Cash-rich Mafia groups have been channelling funds into banks desperate to survive the global credit crisis, the UN anti-crime chief said on Monday.
Antonio Maria Costa of the UN Office on Drugs and Crime said he had collected ample evidence to make such accusations.
"Consultations I've had with prosecutors and law-enforcement officials around the world show there is ample evidence that the banking system's illiquidity is providing a unique opportunity for organized crime to launder their money," Costa told Reuters.
"Just about every financial centre can be characterized as part of the problem," Costa said in the interview, but declined to name countries or banks involved, saying that was for prosecutors and other law-enforcement bodies to do.
Costa said a Vienna conference next month marking the 10th anniversary of a UN General Assembly special session on drugs would mull ways to boost steps against money laundering and ease the impact of drug gang profits on the integrity of states.
He said the multilateral Financial Action Task Force (FATF) formed in 1991 did much to help drive mafia money out of banks over the ensuing decade but that achievement was being challenged by the global hemorrhaging of legitimate credit.

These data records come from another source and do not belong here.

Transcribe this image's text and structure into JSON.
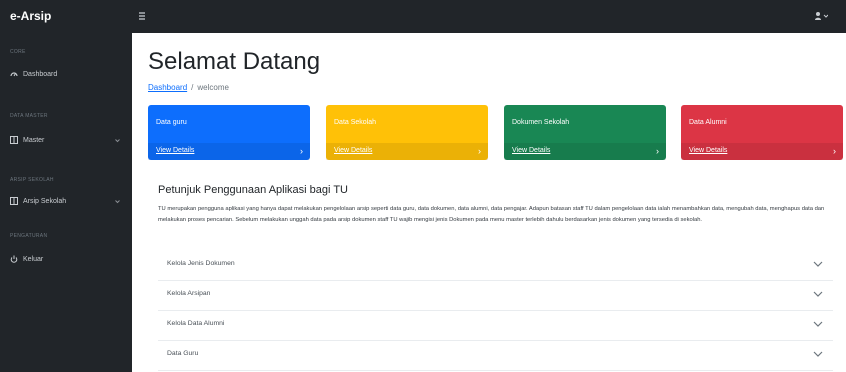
{
  "topbar": {
    "brand": "e-Arsip"
  },
  "sidebar": {
    "sections": [
      {
        "heading": "CORE",
        "items": [
          {
            "label": "Dashboard",
            "icon": "gauge-icon",
            "has_children": false
          }
        ]
      },
      {
        "heading": "DATA MASTER",
        "items": [
          {
            "label": "Master",
            "icon": "columns-icon",
            "has_children": true
          }
        ]
      },
      {
        "heading": "ARSIP SEKOLAH",
        "items": [
          {
            "label": "Arsip Sekolah",
            "icon": "columns-icon",
            "has_children": true
          }
        ]
      },
      {
        "heading": "PENGATURAN",
        "items": [
          {
            "label": "Keluar",
            "icon": "power-icon",
            "has_children": false
          }
        ]
      }
    ]
  },
  "main": {
    "title": "Selamat Datang",
    "breadcrumb": {
      "link": "Dashboard",
      "current": "welcome"
    },
    "cards": [
      {
        "label": "Data guru",
        "link": "View Details",
        "color": "#0d6efd"
      },
      {
        "label": "Data Sekolah",
        "link": "View Details",
        "color": "#ffc107"
      },
      {
        "label": "Dokumen Sekolah",
        "link": "View Details",
        "color": "#198754"
      },
      {
        "label": "Data Alumni",
        "link": "View Details",
        "color": "#dc3545"
      }
    ],
    "guide": {
      "title": "Petunjuk Penggunaan Aplikasi bagi TU",
      "paragraph": "TU merupakan pengguna aplikasi yang hanya dapat melakukan pengelolaan arsip seperti data guru, data dokumen, data alumni, data pengajar. Adapun batasan staff TU dalam pengelolaan data ialah menambahkan data, mengubah data, menghapus data dan melakukan proses pencarian. Sebelum melakukan unggah data pada arsip dokumen staff TU wajib mengisi jenis Dokumen pada menu master terlebih dahulu berdasarkan jenis dokumen yang tersedia di sekolah.",
      "accordion": [
        {
          "label": "Kelola Jenis Dokumen"
        },
        {
          "label": "Kelola Arsipan"
        },
        {
          "label": "Kelola Data Alumni"
        },
        {
          "label": "Data Guru"
        }
      ]
    }
  },
  "colors": {
    "sidebar_bg": "#212529",
    "link": "#0d6efd"
  }
}
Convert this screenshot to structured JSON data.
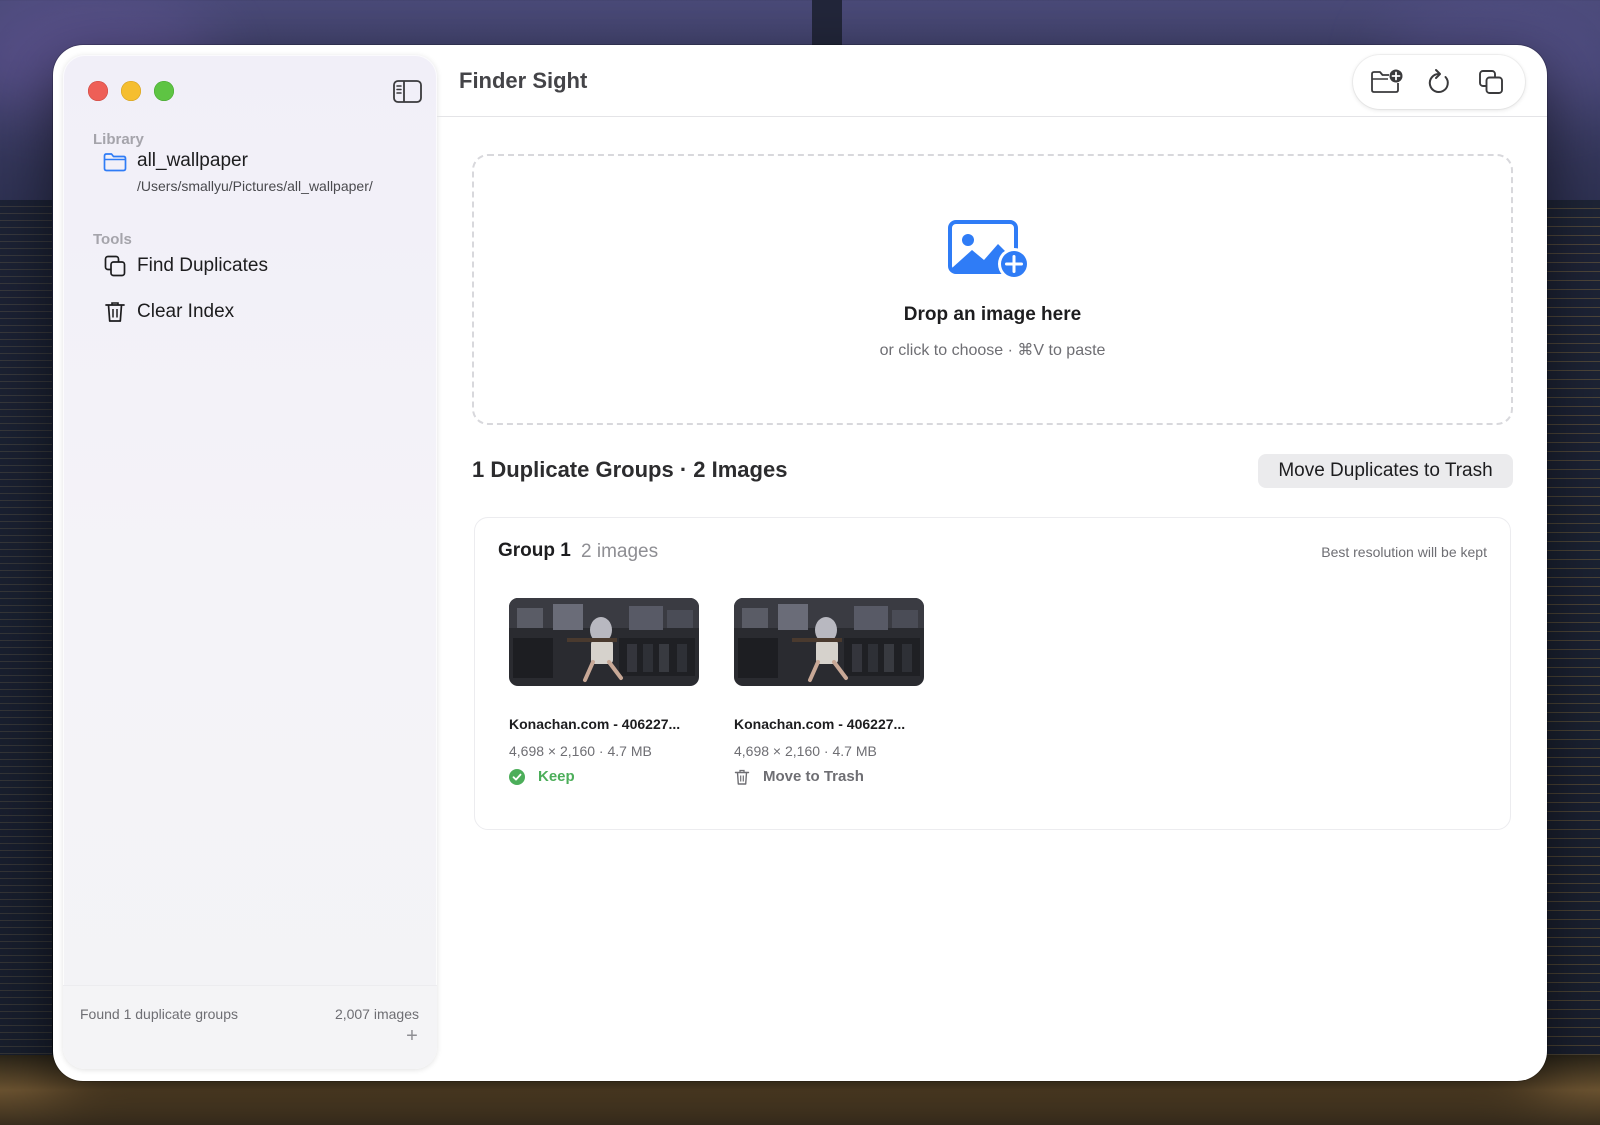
{
  "colors": {
    "accent": "#2f7cf6",
    "keep_green": "#4cae5a",
    "traffic_red": "#ee5f57",
    "traffic_yellow": "#f5be2f",
    "traffic_green": "#5ec443"
  },
  "sidebar": {
    "library_header": "Library",
    "library_item": {
      "icon": "folder-icon",
      "name": "all_wallpaper",
      "path": "/Users/smallyu/Pictures/all_wallpaper/"
    },
    "tools_header": "Tools",
    "tools": [
      {
        "icon": "duplicates-icon",
        "label": "Find Duplicates"
      },
      {
        "icon": "trash-icon",
        "label": "Clear Index"
      }
    ],
    "footer": {
      "status": "Found 1 duplicate groups",
      "count": "2,007 images",
      "add": "+"
    }
  },
  "header": {
    "title": "Finder Sight",
    "toolbar": [
      "add-folder-icon",
      "refresh-icon",
      "duplicates-icon"
    ]
  },
  "dropzone": {
    "title": "Drop an image here",
    "subtitle": "or click to choose · ⌘V to paste"
  },
  "results": {
    "summary": "1 Duplicate Groups · 2 Images",
    "trash_button": "Move Duplicates to Trash",
    "groups": [
      {
        "title": "Group 1",
        "count": "2 images",
        "note": "Best resolution will be kept",
        "items": [
          {
            "name": "Konachan.com - 406227...",
            "meta": "4,698 × 2,160 · 4.7 MB",
            "action": "Keep",
            "action_icon": "checkmark-circle-icon"
          },
          {
            "name": "Konachan.com - 406227...",
            "meta": "4,698 × 2,160 · 4.7 MB",
            "action": "Move to Trash",
            "action_icon": "trash-icon"
          }
        ]
      }
    ]
  }
}
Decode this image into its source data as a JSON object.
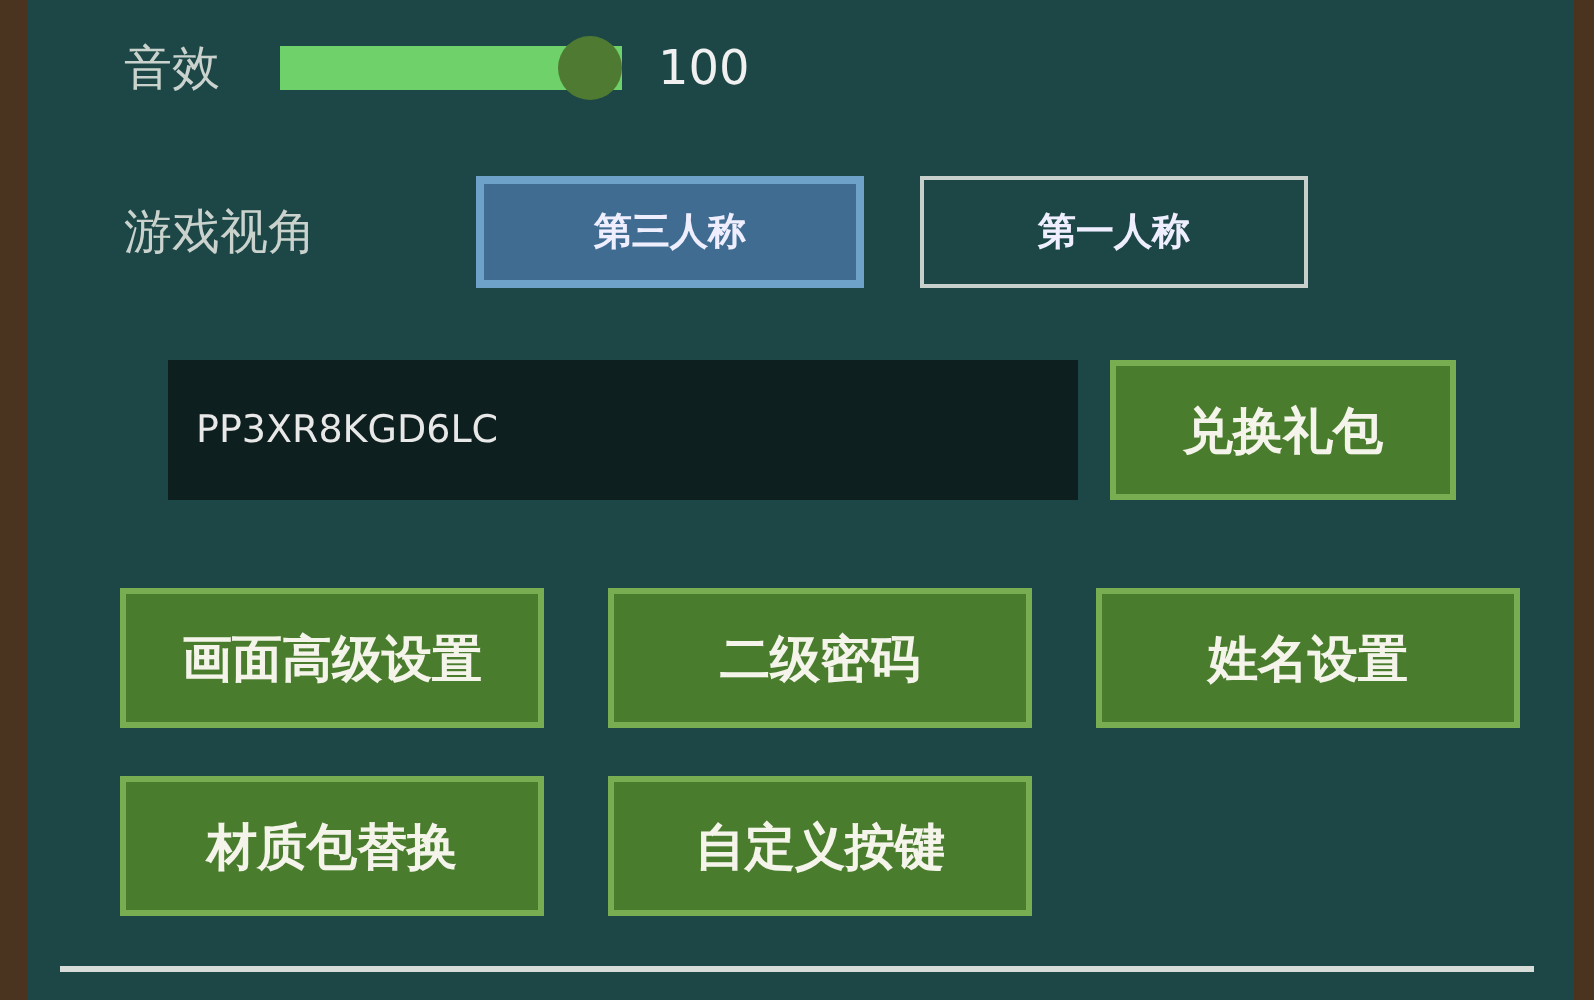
{
  "sound": {
    "label": "音效",
    "level": 1,
    "value": "100"
  },
  "view": {
    "label": "游戏视角",
    "options": [
      {
        "label": "第三人称",
        "selected": true
      },
      {
        "label": "第一人称",
        "selected": false
      }
    ]
  },
  "redeem": {
    "value": "PP3XR8KGD6LC",
    "button": "兑换礼包"
  },
  "buttons": [
    "画面高级设置",
    "二级密码",
    "姓名设置",
    "材质包替换",
    "自定义按键"
  ]
}
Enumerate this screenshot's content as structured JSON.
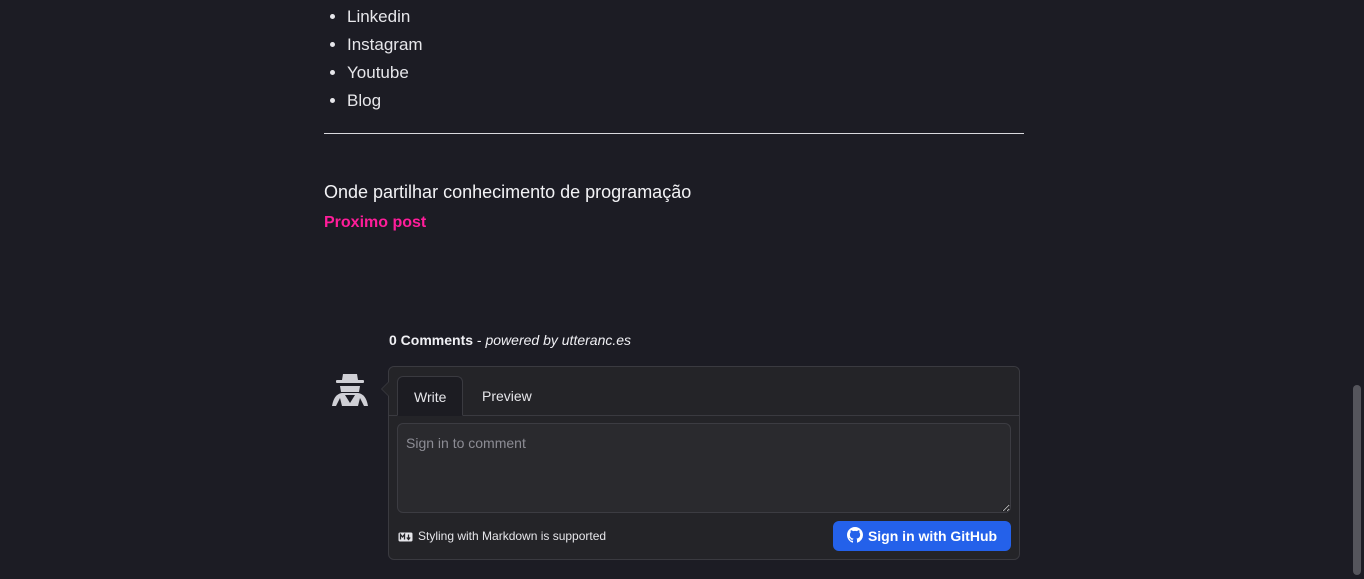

"You have the supply — an organized crime industry with enormous amounts of cash, estimated at $322 billion in 2005, not any more stored in banks — and the demand, a banking sector strapped for liquidity," said Costa.
"This is a supply- and demand-driven situation. Our intuition, based on logic, is now supported by ample evidence."
Asked where cases were occurring, he said: "Traditionally, Europe and North America are the places where, as financial centres, most money would be laundered.
"What we are seeing," Costa said, "is the weakening of the strongest instrument embedded in the FATF campaign, and that is, 'Know your client'. That is, accept resources only from those you know, and if you don't do so, inform the authorities.
"It has been quite widely documented that because of the difficult financial situation of banking institutions, that principle has been weakened to the point of being indirect evidence of what we are (talking about)." Costa said many member states in his UNODC agency were saying the time was not yet right for additional measures against money launderers taking advantage of struggling banks.
"I insist that the (globalized) crime industry has become so gigantic, destabilizing so many countries, that it is emerging in areas where we have not seen it before. They're buying more than just industry, real estate, elections, power," he said.
"We will present some concepts and lines of action for member states to consider when ministers meet next month, related to the size and shape of organized crime and the threat it is now posing."
Costa raised the appearance of links between the liquidity crunch and organized crime cash flows at a closed gathering of financial industry professionals in Frankfurt in November.
Britain said in December that financial sector fraud had risen alarmingly, fifteen-fold, since its credit markets began seizing up but was typically committed by internal managers and suppliers rather than organized crime.